ここにいるのは、まったく会ったことのない叔父の『グランミスト』ではなく、同じ館で暮らしていた『グランフレイム』だろう。
ネージュの家門は『グランフレイム』なのだから。
「でも、あなたはネージュ様です」
「それ、前も聞いた」
母方の親戚筋のグランミストが撃沈してもなお、赤の他人のベルンドゥアンはしつこかった。
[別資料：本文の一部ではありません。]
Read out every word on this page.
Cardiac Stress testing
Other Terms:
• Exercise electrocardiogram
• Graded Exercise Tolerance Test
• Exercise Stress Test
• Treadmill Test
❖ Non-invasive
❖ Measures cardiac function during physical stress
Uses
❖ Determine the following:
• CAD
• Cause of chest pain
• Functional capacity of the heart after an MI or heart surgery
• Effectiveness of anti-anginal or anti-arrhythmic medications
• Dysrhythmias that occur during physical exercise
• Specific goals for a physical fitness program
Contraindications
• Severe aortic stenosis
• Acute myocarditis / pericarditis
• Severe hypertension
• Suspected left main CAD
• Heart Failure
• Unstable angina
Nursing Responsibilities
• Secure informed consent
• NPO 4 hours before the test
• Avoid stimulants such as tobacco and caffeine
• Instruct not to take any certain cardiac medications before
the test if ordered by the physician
「あなたはネージュ様としての記憶を失われていて、黒竜殿の伴侶だと思い込んでおられるだけです」
「だから、記憶喪失じゃないって」
「あなたのすべてがネージュ様です。髪の色、瞳の色、容姿、背の高さ、体つき、体の動かし方、ちょっとしたしぐさ、すべてがネージュ様なんです」
「え? すべてって。詳しすぎない?」
あれ? ネージュの元護衛ってこんなに粘着質だったっけ?
「専属護衛として、何年ごいっしょしたと思っているんですか。ネージュ様のことはすべて把握してます」
「ラウの同類」
「フィア。俺はあんな偏執狂じゃないぞ。俺の執着は純真無垢だ」
ジンクレストの勢いに怯んだ私を、ラウが脇からガッチリ抱きしめる。
うん、そうだね。ラウはあんな程度じゃないよね。ジンクレストをはるかに上回る偏執狂だったよね。
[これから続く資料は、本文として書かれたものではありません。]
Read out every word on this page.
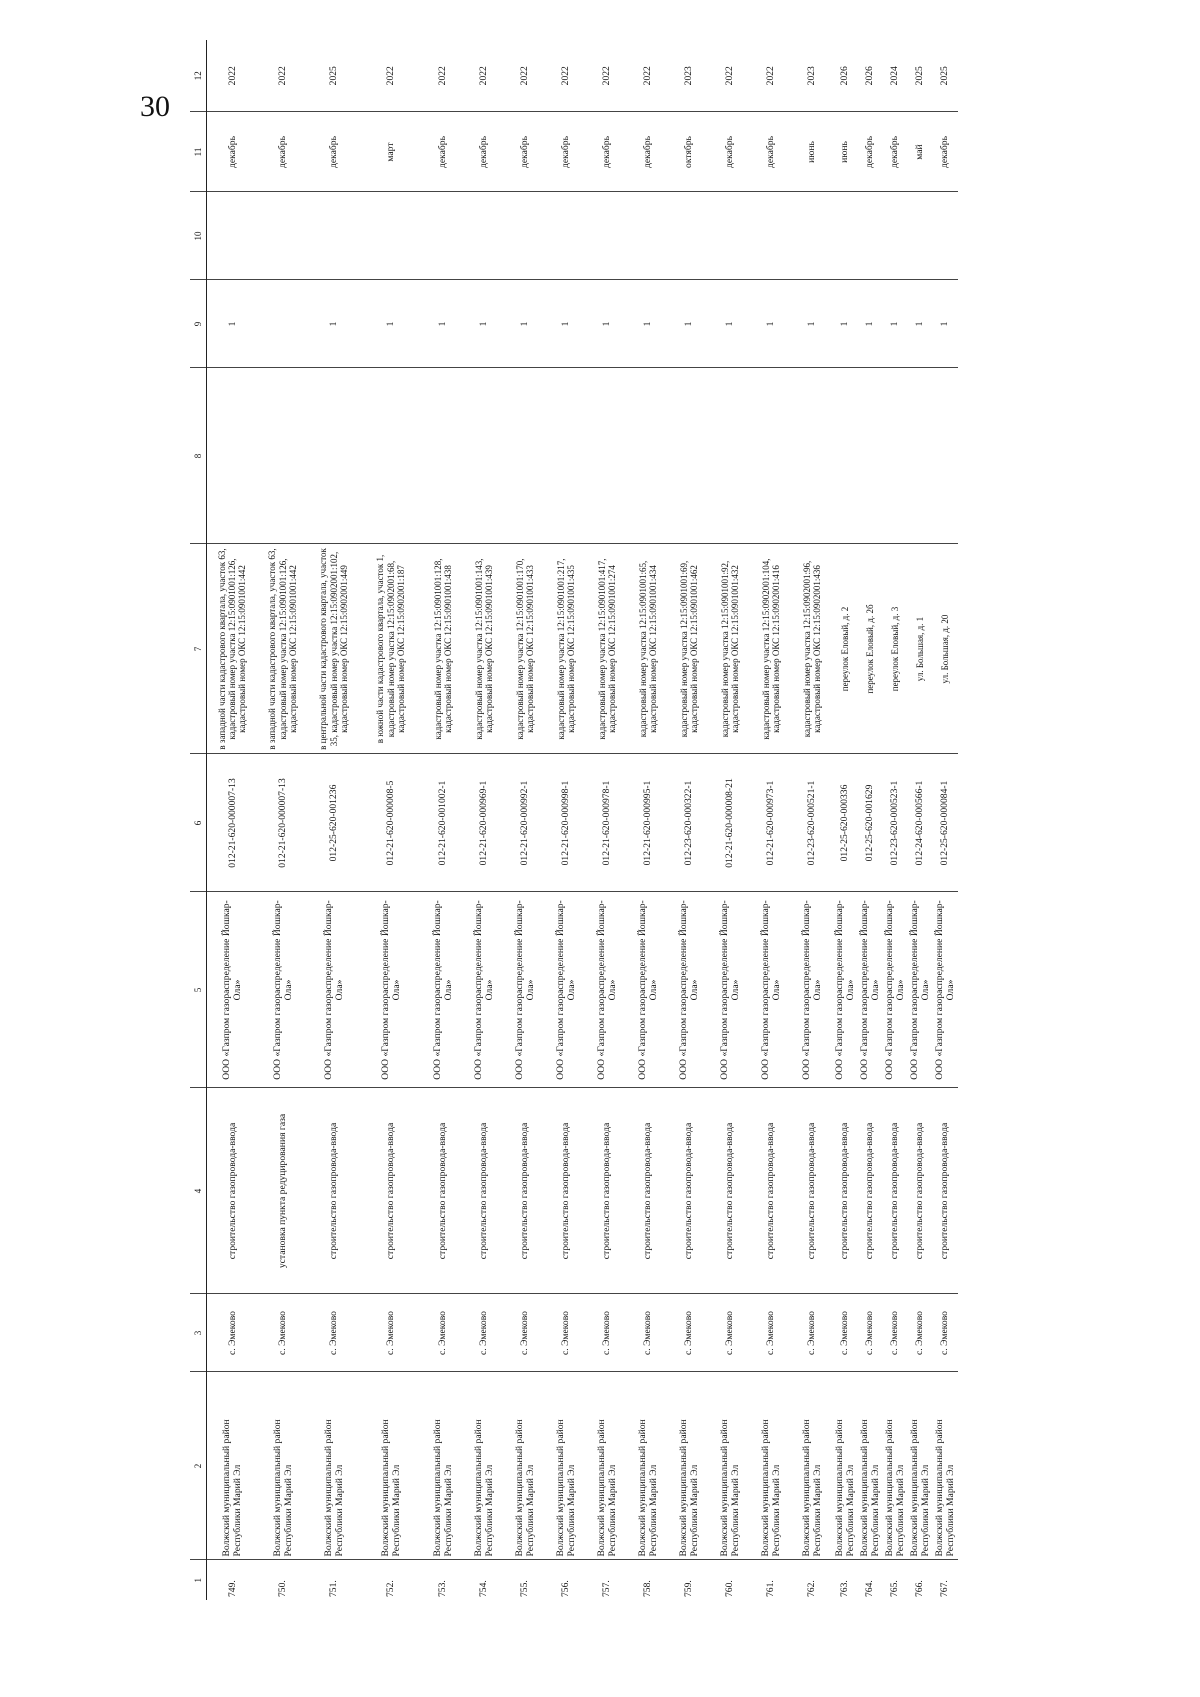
30
1	2	3	4	5	6	7	8	9	10	11	12
749.	Волжский муниципальный район Республики Марий Эл	с. Эмеково	строительство газопровода-ввода	ООО «Газпром газораспределение Йошкар-Ола»	012-21-620-000007-13	в западной части кадастрового квартала, участок 63, кадастровый номер участка 12:15:0901001:126, кадастровый номер ОКС 12:15:0901001:442		1		декабрь	2022
750.	Волжский муниципальный район Республики Марий Эл	с. Эмеково	установка пункта редуцирования газа	ООО «Газпром газораспределение Йошкар-Ола»	012-21-620-000007-13	в западной части кадастрового квартала, участок 63, кадастровый номер участка 12:15:0901001:126, кадастровый номер ОКС 12:15:0901001:442				декабрь	2022
751.	Волжский муниципальный район Республики Марий Эл	с. Эмеково	строительство газопровода-ввода	ООО «Газпром газораспределение Йошкар-Ола»	012-25-620-001236	в центральной части кадастрового квартала, участок 35, кадастровый номер участка 12:15:0902001:102, кадастровый номер ОКС 12:15:0902001:449		1		декабрь	2025
752.	Волжский муниципальный район Республики Марий Эл	с. Эмеково	строительство газопровода-ввода	ООО «Газпром газораспределение Йошкар-Ола»	012-21-620-000008-5	в южной части кадастрового квартала, участок 1, кадастровый номер участка 12:15:0902001:68, кадастровый номер ОКС 12:15:0902001:187		1		март	2022
753.	Волжский муниципальный район Республики Марий Эл	с. Эмеково	строительство газопровода-ввода	ООО «Газпром газораспределение Йошкар-Ола»	012-21-620-001002-1	кадастровый номер участка 12:15:0901001:128, кадастровый номер ОКС 12:15:0901001:438		1		декабрь	2022
754.	Волжский муниципальный район Республики Марий Эл	с. Эмеково	строительство газопровода-ввода	ООО «Газпром газораспределение Йошкар-Ола»	012-21-620-000969-1	кадастровый номер участка 12:15:0901001:143, кадастровый номер ОКС 12:15:0901001:439		1		декабрь	2022
755.	Волжский муниципальный район Республики Марий Эл	с. Эмеково	строительство газопровода-ввода	ООО «Газпром газораспределение Йошкар-Ола»	012-21-620-000992-1	кадастровый номер участка 12:15:0901001:170, кадастровый номер ОКС 12:15:0901001:433		1		декабрь	2022
756.	Волжский муниципальный район Республики Марий Эл	с. Эмеково	строительство газопровода-ввода	ООО «Газпром газораспределение Йошкар-Ола»	012-21-620-000998-1	кадастровый номер участка 12:15:0901001:217, кадастровый номер ОКС 12:15:0901001:435		1		декабрь	2022
757.	Волжский муниципальный район Республики Марий Эл	с. Эмеково	строительство газопровода-ввода	ООО «Газпром газораспределение Йошкар-Ола»	012-21-620-000978-1	кадастровый номер участка 12:15:0901001:417, кадастровый номер ОКС 12:15:0901001:274		1		декабрь	2022
758.	Волжский муниципальный район Республики Марий Эл	с. Эмеково	строительство газопровода-ввода	ООО «Газпром газораспределение Йошкар-Ола»	012-21-620-000995-1	кадастровый номер участка 12:15:0901001:65, кадастровый номер ОКС 12:15:0901001:434		1		декабрь	2022
759.	Волжский муниципальный район Республики Марий Эл	с. Эмеково	строительство газопровода-ввода	ООО «Газпром газораспределение Йошкар-Ола»	012-23-620-000322-1	кадастровый номер участка 12:15:0901001:69, кадастровый номер ОКС 12:15:0901001:462		1		октябрь	2023
760.	Волжский муниципальный район Республики Марий Эл	с. Эмеково	строительство газопровода-ввода	ООО «Газпром газораспределение Йошкар-Ола»	012-21-620-000008-21	кадастровый номер участка 12:15:0901001:92, кадастровый номер ОКС 12:15:0901001:432		1		декабрь	2022
761.	Волжский муниципальный район Республики Марий Эл	с. Эмеково	строительство газопровода-ввода	ООО «Газпром газораспределение Йошкар-Ола»	012-21-620-000973-1	кадастровый номер участка 12:15:0902001:104, кадастровый номер ОКС 12:15:0902001:416		1		декабрь	2022
762.	Волжский муниципальный район Республики Марий Эл	с. Эмеково	строительство газопровода-ввода	ООО «Газпром газораспределение Йошкар-Ола»	012-23-620-000521-1	кадастровый номер участка 12:15:0902001:96, кадастровый номер ОКС 12:15:0902001:436		1		июнь	2023
763.	Волжский муниципальный район Республики Марий Эл	с. Эмеково	строительство газопровода-ввода	ООО «Газпром газораспределение Йошкар-Ола»	012-25-620-000336	переулок Еловый, д. 2		1		июнь	2026
764.	Волжский муниципальный район Республики Марий Эл	с. Эмеково	строительство газопровода-ввода	ООО «Газпром газораспределение Йошкар-Ола»	012-25-620-001629	переулок Еловый, д. 2б		1		декабрь	2026
765.	Волжский муниципальный район Республики Марий Эл	с. Эмеково	строительство газопровода-ввода	ООО «Газпром газораспределение Йошкар-Ола»	012-23-620-000523-1	переулок Еловый, д. 3		1		декабрь	2024
766.	Волжский муниципальный район Республики Марий Эл	с. Эмеково	строительство газопровода-ввода	ООО «Газпром газораспределение Йошкар-Ола»	012-24-620-000566-1	ул. Большая, д. 1		1		май	2025
767.	Волжский муниципальный район Республики Марий Эл	с. Эмеково	строительство газопровода-ввода	ООО «Газпром газораспределение Йошкар-Ола»	012-25-620-000084-1	ул. Большая, д. 20		1		декабрь	2025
それに、純真無垢な執着って、想像つかないんだけどな。
「黒竜殿。ネージュ様から離れてください。ネージュ様はご令嬢なんです」
「はっ。クロスフィアは俺のフィアだ」
「ネージュ様です。みだりに手を触れないでください。ネージュ様が汚れます」
いや、すでに『ラウまみれ』だね。
鑑定眼、持ってないから視えないのか。
視えてるテラが無表情で見守ってるし。
「何を言ってる。フィアは俺と伴侶の契約をしたんだ、ほら、これをよく見ろ」
ラウは、後ろでまとめた私の髪をさっと持ち上げ、何かをジンクレストに見せた。
おそらく、うなじについている、伴侶の契約印を見せたのだろう。
「竜種の契約のことは知ってますよ。気に入った相手が逃げないよう、勝手に契約印をつけるんでしたよね」
「フィアとは同意の上、本契約をしている。証拠の映像記録もあるぞ」
あれか。
「同意したんだよね」「同意してたよな」
「騙して同意させたに決まっています」
騙してはない。
きちんと最後の大事な部分(=結婚しよう)を聞き取れず、まぁいいや、で頷いちゃっただけ。
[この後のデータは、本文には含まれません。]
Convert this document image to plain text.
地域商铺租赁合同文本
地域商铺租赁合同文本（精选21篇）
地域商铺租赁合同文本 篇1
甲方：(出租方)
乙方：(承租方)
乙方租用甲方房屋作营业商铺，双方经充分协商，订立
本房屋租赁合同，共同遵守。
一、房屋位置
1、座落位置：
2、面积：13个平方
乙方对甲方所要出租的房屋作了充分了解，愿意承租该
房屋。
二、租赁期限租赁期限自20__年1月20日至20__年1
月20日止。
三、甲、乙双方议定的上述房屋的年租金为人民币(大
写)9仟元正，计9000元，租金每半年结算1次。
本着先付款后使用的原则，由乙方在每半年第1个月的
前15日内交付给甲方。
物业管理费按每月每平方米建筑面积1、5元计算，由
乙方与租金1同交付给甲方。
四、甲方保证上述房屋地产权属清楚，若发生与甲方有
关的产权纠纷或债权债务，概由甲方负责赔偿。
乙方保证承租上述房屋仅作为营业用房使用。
言うと、さらに面倒な事態になりそうなので、言わないでおく。
それに竜種は普通、契約してから同意を得るそうなので、竜種としてはかなり譲歩した部類だろう。
これも言うと、さらに面倒な事態になりそうなので、黙っておく。
「騙すだなんて人聞きの悪い。それ以上、誹謗中傷するなら、こちらも相応の手段を取るまでだ」
「相応の手段」
「黒竜のことだから、どんな手を使ってでも相手を叩き潰すって意味だな」
「ラウ、凄い」
腕を組み顔をしかめながら解説するテラ。
ラウは私との穏やかな夫婦生活を守るために、全力で立ち向かってくれるんだ。なんだか嬉しさがこみ上げてくる。
私の夫が凄い。強い。格好いい。
「そこ、喜ぶところじゃないぞ、四番目。黒竜も照れるな、嬉しがるな」
テラがつっこんでいる間も、ラウとジンクレストの睨み合いは続いていた。
「師匠もクロエル補佐官も、他人事のように見てないでくれよ」
「他人事だよね」「他人事だよな」
「グランミストやベルンドゥアンが、ラウに消されたって関係ないし」
「そうだよな、美味しい菓子さえあればいいよな」
「だから、二人とも!」
ラウとジンクレストの対立を仲裁してほしいのか、塔長が悲鳴混じりの声を上げる。
「だって、平行線だろ」「平行線だよね」
私とテラはまたもや顔を見合わせ、どちらともなく話し出した。
「ネージュ・グランフレイムは、赤の樹林で魔物の襲撃に遭い、崖下に落下して死亡した」
「なのに、ベルンドゥアンは私がネージュだと言い張っている」
「ベルンドゥアンがネージュの死を受け入れない限り、この話は決着しないだろ?」
その通り。
だから、国王だって『気持ちの整理』という言葉を使っていた。
「お言葉ですが! 目の前に本物のネージュ様がいらっしゃるというのに、ネージュ様の死なんて信じられますか!」
ジンクレストの血を吐くような叫びが辺りに響き渡った。
次の瞬間。
ざわり。
覚えのある気配が辺りに充満し、私もテラも瞬時に赤種の力を展開させる。
私とテラの反応を感じ取って、ラウも身構えた。
「それなら、見せてあげたらいい。ネージュがどうなったのかを」
突然、何もないところから現れ、すたっとテーブルのど真ん中に降り立つ。